Because test points are the basic unit of lab production, comparing dollars per test point is the core indicator of cost in a lab. Using this comparison, decision makers can determine, for example, how much it costs to run a test or how much it costs to find a defect.
Efficiency
Efficiency explains how well a lab does the work. If a lab can do 100 tests in a day, but only 50 come out correctly, then its efficiency metric would be quite low.
Efficiency is measured using “on-condition,” which means that a test was successfully executed according to the checklist and setup procedures determined by the system engineers and that it does not need to be repeated. This metric calculates the percentage of tests executed correctly – not whether the software being tested passed or failed the test – and is determined by dividing test points on condition by total test points attempted.
Lab capacity and efficiency are tightly linked and are often measured together to provide a clear understanding of their combined effect. Baselines derived from this combination gives decision makers information such as how a given action would change a lab’s throughput, how a different action would affect a lab’s cost per hour or cost per defect and how yet another action would impact a lab’s efficiency or capacity.
Effectiveness
Effectiveness describes how well a lab can discover errors. If a software testing lab’s primary purpose is to find defects or certify code, a measure of effectiveness could be the number of test points to defects, calculated by defect found divided by test points attempted. This measurement of a lab’s testing procedure shows how many tests must be run before a lab starts finding errors in the testing procedure. The accuracy of this metric depends on several issues, including the quality of the code.
Capability
Capability factors in the skill set of a lab’s workforce and the functionality of its equipment. This metric is used to compare how well each lab can test specific areas of the software and is the function of three factors:
- Knowledge considers the expertise in the product, function and technology areas.
- Competency assesses work behaviors and skills required to perform the work.
- Capacity measures the availability and readiness of a lab’s human and infrastructure resources.
Because capability is also directly affected by a lab’s equipment, this composition must be analyzed in any lab-to-lab comparison.
Capability also plays a major role in overall management decisions because it has an implicit effect on the other three metrics. Therefore, its impact on each must be understood before making changes to the workforce's size, experience or skill set.

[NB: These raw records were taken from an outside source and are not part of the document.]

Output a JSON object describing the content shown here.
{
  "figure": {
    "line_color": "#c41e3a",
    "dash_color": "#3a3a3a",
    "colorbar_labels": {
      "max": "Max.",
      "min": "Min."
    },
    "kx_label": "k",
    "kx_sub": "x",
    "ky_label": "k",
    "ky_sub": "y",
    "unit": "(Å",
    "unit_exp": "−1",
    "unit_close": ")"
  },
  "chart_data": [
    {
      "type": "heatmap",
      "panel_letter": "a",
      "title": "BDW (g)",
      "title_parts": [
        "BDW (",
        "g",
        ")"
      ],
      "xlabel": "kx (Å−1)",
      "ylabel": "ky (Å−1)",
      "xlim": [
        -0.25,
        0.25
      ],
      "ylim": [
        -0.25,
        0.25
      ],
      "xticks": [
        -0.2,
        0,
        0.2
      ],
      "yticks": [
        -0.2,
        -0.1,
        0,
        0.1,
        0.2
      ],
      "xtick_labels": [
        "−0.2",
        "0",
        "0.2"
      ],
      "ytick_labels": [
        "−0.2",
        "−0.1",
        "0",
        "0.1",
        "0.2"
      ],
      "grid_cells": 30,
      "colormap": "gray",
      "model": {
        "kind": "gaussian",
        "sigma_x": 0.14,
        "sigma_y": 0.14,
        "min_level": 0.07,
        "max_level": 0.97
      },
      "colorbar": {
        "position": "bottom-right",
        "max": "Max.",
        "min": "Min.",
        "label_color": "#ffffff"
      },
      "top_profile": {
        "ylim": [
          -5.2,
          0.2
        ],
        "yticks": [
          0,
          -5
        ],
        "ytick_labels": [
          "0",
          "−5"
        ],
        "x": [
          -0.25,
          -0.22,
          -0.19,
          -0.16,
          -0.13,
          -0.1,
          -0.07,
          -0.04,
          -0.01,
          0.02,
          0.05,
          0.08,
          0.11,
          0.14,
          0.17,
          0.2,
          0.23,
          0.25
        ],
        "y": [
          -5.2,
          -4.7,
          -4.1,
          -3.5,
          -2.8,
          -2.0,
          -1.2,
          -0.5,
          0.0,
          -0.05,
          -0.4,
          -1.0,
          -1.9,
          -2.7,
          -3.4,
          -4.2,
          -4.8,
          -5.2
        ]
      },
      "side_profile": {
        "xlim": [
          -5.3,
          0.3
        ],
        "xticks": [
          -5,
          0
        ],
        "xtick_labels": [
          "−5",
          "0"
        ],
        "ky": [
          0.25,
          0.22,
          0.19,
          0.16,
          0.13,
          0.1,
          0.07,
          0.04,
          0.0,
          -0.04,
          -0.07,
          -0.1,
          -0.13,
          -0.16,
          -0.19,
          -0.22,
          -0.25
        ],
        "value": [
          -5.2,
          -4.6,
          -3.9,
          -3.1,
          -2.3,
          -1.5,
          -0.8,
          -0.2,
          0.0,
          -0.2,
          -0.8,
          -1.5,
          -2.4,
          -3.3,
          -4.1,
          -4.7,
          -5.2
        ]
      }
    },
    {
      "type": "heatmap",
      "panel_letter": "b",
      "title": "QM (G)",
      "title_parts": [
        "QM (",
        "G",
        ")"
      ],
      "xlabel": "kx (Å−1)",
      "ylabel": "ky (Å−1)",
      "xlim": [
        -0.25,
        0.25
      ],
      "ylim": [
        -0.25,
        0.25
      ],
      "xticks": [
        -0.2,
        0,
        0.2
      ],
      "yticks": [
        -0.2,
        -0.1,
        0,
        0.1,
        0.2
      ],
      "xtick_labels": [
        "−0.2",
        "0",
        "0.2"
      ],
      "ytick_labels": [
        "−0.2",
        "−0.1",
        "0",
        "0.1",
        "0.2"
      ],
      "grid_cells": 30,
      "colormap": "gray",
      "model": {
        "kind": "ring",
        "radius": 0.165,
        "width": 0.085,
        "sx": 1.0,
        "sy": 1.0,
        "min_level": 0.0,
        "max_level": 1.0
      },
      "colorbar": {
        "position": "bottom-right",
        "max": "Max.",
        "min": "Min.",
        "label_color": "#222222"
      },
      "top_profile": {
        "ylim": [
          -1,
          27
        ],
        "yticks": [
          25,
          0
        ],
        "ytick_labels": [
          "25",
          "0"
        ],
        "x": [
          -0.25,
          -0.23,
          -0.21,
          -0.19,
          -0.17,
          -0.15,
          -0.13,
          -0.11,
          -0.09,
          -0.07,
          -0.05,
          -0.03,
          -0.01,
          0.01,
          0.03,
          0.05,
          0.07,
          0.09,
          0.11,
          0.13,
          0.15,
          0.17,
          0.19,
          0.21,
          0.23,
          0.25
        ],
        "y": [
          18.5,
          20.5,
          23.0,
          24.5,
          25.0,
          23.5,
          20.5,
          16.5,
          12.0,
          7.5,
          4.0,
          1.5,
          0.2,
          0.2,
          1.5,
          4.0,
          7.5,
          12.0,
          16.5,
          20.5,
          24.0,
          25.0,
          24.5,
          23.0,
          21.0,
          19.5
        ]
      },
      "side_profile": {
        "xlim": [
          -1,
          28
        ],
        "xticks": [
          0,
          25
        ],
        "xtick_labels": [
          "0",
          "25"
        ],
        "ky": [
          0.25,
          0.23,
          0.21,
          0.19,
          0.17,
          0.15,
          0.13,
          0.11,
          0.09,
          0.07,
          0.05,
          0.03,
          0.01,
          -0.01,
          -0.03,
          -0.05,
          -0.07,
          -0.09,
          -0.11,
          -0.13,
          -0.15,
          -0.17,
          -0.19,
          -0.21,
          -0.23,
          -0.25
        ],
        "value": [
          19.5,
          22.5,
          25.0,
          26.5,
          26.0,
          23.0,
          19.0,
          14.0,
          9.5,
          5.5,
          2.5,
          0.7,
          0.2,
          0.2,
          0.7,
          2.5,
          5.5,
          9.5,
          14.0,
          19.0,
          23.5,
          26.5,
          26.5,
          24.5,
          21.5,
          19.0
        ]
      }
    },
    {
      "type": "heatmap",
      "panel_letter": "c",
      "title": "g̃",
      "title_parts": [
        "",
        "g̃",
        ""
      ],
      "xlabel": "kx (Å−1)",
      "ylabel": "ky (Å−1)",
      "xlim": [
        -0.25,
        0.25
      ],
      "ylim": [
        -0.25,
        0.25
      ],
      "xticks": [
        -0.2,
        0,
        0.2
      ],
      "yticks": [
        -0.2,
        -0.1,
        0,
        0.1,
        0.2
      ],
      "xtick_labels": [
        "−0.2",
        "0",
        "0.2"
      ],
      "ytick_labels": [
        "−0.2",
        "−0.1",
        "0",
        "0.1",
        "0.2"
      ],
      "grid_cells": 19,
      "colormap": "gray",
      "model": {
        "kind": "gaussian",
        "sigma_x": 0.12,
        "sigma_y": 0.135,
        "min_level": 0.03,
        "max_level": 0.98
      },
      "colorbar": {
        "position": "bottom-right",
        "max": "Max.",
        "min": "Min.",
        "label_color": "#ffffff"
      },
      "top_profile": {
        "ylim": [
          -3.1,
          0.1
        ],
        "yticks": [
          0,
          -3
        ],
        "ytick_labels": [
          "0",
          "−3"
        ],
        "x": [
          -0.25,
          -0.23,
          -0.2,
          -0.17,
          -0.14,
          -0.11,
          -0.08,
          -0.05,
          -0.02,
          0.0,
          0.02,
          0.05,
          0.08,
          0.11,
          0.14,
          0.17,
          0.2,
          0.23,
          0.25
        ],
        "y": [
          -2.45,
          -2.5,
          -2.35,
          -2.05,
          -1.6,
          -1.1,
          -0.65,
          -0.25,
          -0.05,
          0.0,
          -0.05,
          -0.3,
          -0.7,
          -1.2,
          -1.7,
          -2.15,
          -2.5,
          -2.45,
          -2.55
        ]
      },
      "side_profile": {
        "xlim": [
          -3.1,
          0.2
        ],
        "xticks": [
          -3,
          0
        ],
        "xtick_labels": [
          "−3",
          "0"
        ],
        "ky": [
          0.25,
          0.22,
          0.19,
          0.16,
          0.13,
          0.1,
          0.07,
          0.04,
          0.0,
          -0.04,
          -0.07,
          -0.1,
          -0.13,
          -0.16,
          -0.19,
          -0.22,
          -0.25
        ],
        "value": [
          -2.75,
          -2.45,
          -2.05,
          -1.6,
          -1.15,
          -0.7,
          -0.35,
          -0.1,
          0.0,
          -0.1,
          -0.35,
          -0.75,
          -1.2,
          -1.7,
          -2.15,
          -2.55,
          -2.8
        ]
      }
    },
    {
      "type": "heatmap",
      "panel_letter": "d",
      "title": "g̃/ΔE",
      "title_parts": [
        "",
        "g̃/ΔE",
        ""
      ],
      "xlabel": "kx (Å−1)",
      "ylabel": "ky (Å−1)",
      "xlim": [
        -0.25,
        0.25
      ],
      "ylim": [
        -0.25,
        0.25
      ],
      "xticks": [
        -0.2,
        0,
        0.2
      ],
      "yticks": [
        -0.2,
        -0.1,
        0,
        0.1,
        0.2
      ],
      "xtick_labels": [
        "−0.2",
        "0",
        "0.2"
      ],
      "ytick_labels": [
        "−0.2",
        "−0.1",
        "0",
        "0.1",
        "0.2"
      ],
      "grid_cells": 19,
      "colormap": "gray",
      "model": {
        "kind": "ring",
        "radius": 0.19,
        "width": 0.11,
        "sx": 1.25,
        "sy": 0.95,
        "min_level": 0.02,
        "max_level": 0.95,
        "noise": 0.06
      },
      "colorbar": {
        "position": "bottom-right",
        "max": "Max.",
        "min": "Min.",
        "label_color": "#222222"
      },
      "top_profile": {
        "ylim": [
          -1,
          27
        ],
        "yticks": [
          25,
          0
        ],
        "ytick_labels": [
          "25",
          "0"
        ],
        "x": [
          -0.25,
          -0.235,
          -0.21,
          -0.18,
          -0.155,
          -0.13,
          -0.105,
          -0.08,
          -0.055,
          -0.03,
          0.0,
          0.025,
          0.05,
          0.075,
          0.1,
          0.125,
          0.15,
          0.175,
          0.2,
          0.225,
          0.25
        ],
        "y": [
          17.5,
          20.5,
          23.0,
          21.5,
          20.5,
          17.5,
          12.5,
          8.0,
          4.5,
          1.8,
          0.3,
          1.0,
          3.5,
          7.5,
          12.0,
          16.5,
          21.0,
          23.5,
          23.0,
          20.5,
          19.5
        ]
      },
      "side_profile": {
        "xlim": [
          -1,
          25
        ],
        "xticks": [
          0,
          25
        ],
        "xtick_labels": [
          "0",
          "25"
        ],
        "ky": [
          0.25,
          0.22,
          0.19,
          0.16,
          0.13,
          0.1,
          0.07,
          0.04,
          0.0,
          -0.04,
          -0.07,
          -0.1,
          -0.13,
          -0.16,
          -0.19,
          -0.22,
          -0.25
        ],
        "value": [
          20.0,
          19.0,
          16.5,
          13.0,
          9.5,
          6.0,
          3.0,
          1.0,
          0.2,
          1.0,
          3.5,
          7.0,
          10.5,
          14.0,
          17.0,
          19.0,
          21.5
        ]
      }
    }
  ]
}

Together, these metrics give government leaders the information they need to develop a baseline of current operations and put context around the decisions they make. With this baseline, they can know the effect of making small changes, such as how adding capacity will affect a lab’s costs, how reducing costs will change the lab’s capability and efficiency, and how hiring employees with different skill sets will change the on-condition efficiency. They also will be able to answer questions about whether labs are effective, whether they have talent or skill deficiencies, and whether significant changes need to be made to improve overall software testing. And, perhaps most importantly, they will know whether their throughput and quality meet the demands of their individual agencies and programs.
Finally, these metrics will cut through the confusion leaders now feel and give them the concrete measures they need for making decisions, not just on technical performance and operations, but also on fiscal performance. As the government’s capabilities in developing software mature, these metrics will become even more vital to the agencies’ overall efforts to drive efficiencies and savings in their programs.